Updating Competitive Strategy Theory in Healthcare
By Robert James Cimasi; MHA ASA FRICs MCBA AVA CM&AA
By Todd A. Zigrang; MBA MHA ASA FACHE
By Anne P. Sharamitaro; Esq.
Michael Porter[i] is considered by many to be one of the world’s leading authorities on competitive strategy and international competitiveness. In 1980, he published Competitive Strategy: Techniques for Analyzing Industries and Competitors,[ii] in which he argues that all businesses must respond to five competitive forces.
(1) The Threat of New Market Entrants
This force may be defined as the risk of a similar company entering the marketplace and winning business. There are many barriers to entry of new market entrants in healthcare including: the high cost of equipment, licensure, requirement for physicians and other highly trained technicians, development of physician referral networks and provider contracts, and other significant regulatory requirements.
Certificate of Need (CON) laws, which require governmental approval for new healthcare facilities, equipment, and services have been in place since they were federally mandated in 1974. State CON laws create a regulatory barrier to entry. New medical provider entrants commonly face substantial political opposition by established interests, which is manifested in the CON review process.
(2) The Bargaining Power of Suppliers
A supplier can be defined as any business relationship upon which a business relies to deliver a product, service, or outcome. Healthcare equipment is a highly technical product produced by a limited number of manufacturers.
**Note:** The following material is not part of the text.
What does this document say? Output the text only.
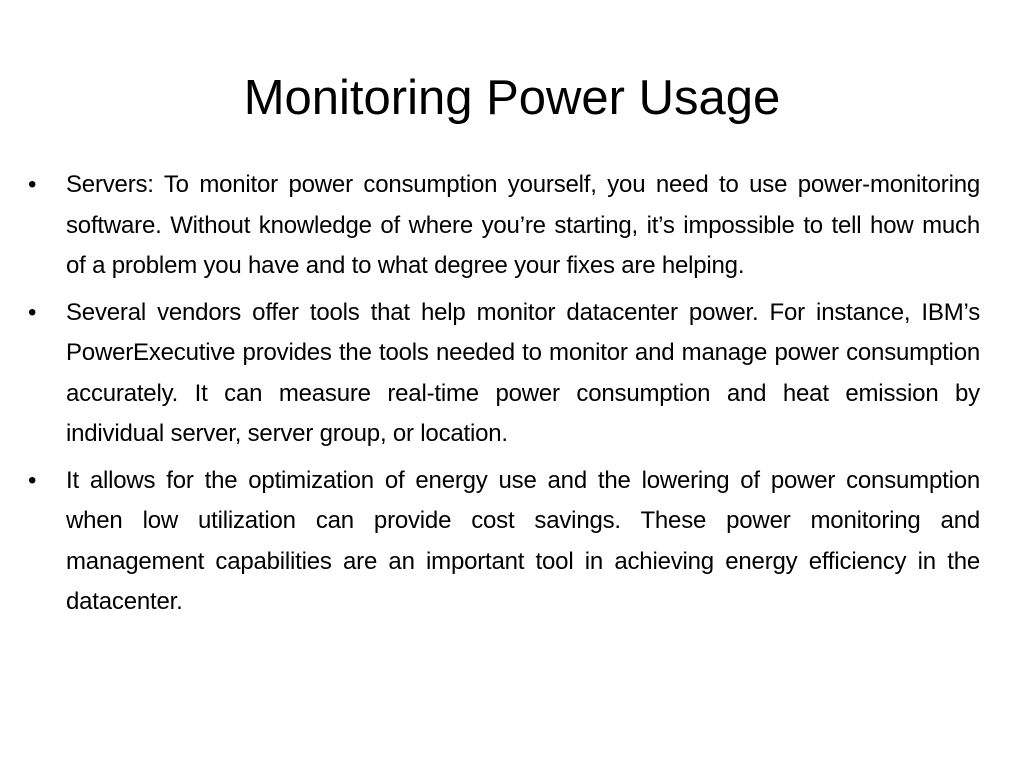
Monitoring Power Usage
• Servers: To monitor power consumption yourself, you need to use power-monitoring software. Without knowledge of where you’re starting, it’s impossible to tell how much of a problem you have and to what degree your fixes are helping.
• Several vendors offer tools that help monitor datacenter power. For instance, IBM’s PowerExecutive provides the tools needed to monitor and manage power consumption accurately. It can measure real-time power consumption and heat emission by individual server, server group, or location.
• It allows for the optimization of energy use and the lowering of power consumption when low utilization can provide cost savings. These power monitoring and management capabilities are an important tool in achieving energy efficiency in the datacenter.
This reduces the range of choices for providers and can increase costs.
(3) Threats from Substitute Products or Services
Substitute products or services are those that are sufficiently equivalent in function or utility to offer consumers an alternate choice of product or service. An illustration of this in healthcare would be diagnostic imaging as a substitute for surgery, which is often a more costly and risky option for patients. The threat of less invasive or less expensive diagnostic tests other than diagnostic imaging is relatively small for the near term future.
(4) The Bargaining Power of Buyers
This force is the degree of negotiating leverage of an industry’s buyers or customers. The buyers of healthcare services are ultimately the patients. However, the competitive force of buyers is manifested through healthcare insurers including the U.S. and state governments through the Medicare, Medicaid, TRICARE, and other programs; managed care payors (e.g., Blue Cross/Blue Shield affiliates); workers’ compensation insurers; and, others. In addition to the government, many of these healthcare insurers are large, national companies, often publicly traded, commanding significant bargaining power over healthcare provider reimbursement.
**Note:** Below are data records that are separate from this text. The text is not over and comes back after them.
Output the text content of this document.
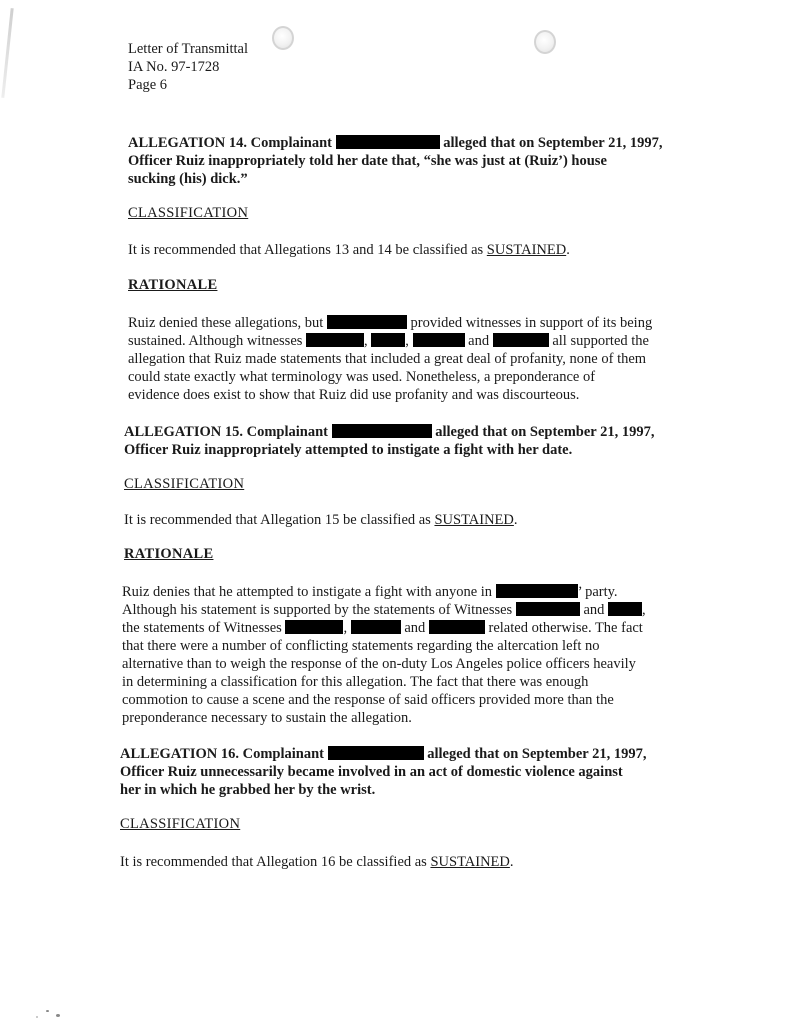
Letter of Transmittal
IA No. 97-1728
Page 6
ALLEGATION 14. Complainant	alleged that on September 21, 1997,
Officer Ruiz inappropriately told her date that, “she was just at (Ruiz’) house
sucking (his) dick.”
CLASSIFICATION
It is recommended that Allegations 13 and 14 be classified as SUSTAINED.
RATIONALE
Ruiz denied these allegations, but	provided witnesses in support of its being
sustained. Although witnesses	, ,	and	all supported the
allegation that Ruiz made statements that included a great deal of profanity, none of them
could state exactly what terminology was used. Nonetheless, a preponderance of
evidence does exist to show that Ruiz did use profanity and was discourteous.
ALLEGATION 15. Complainant	alleged that on September 21, 1997,
Officer Ruiz inappropriately attempted to instigate a fight with her date.
CLASSIFICATION
It is recommended that Allegation 15 be classified as SUSTAINED.
RATIONALE
Ruiz denies that he attempted to instigate a fight with anyone in	’ party.
Although his statement is supported by the statements of Witnesses	and ,
the statements of Witnesses	,	and	related otherwise. The fact
that there were a number of conflicting statements regarding the altercation left no
alternative than to weigh the response of the on-duty Los Angeles police officers heavily
in determining a classification for this allegation. The fact that there was enough
commotion to cause a scene and the response of said officers provided more than the
preponderance necessary to sustain the allegation.
ALLEGATION 16. Complainant	alleged that on September 21, 1997,
Officer Ruiz unnecessarily became involved in an act of domestic violence against
her in which he grabbed her by the wrist.
CLASSIFICATION
It is recommended that Allegation 16 be classified as SUSTAINED.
(5) Rivalry Amongst Existing Firms
This is ongoing competition between existing firms without consideration of the other competitive forces which define industries. Healthcare providers face pressure from other existing providers to obtain favorable provider contracts; maintain the latest technology; increase efficiencies; and, lower prices.
[i] A professor of Business Administration at the Harvard Business School, Michael Porter serves as an advisor to heads of state, governors, mayors, and CEOs throughout the world. The recipient of the Wells Prize in Economics, the Adam Smith Award, three McKinsey Awards, and honorary doctorates from the Stockholm School of Economics and six other universities, Porter is the author of fourteen books, among them Competitive Advantage, The Competitive Advantage of Nations, and Cases in Competitive Strategy.
[ii] Porter, M.E. Competitive Strategy: Techniques for Analyzing Industries and Competitors. The Free Press, 1980.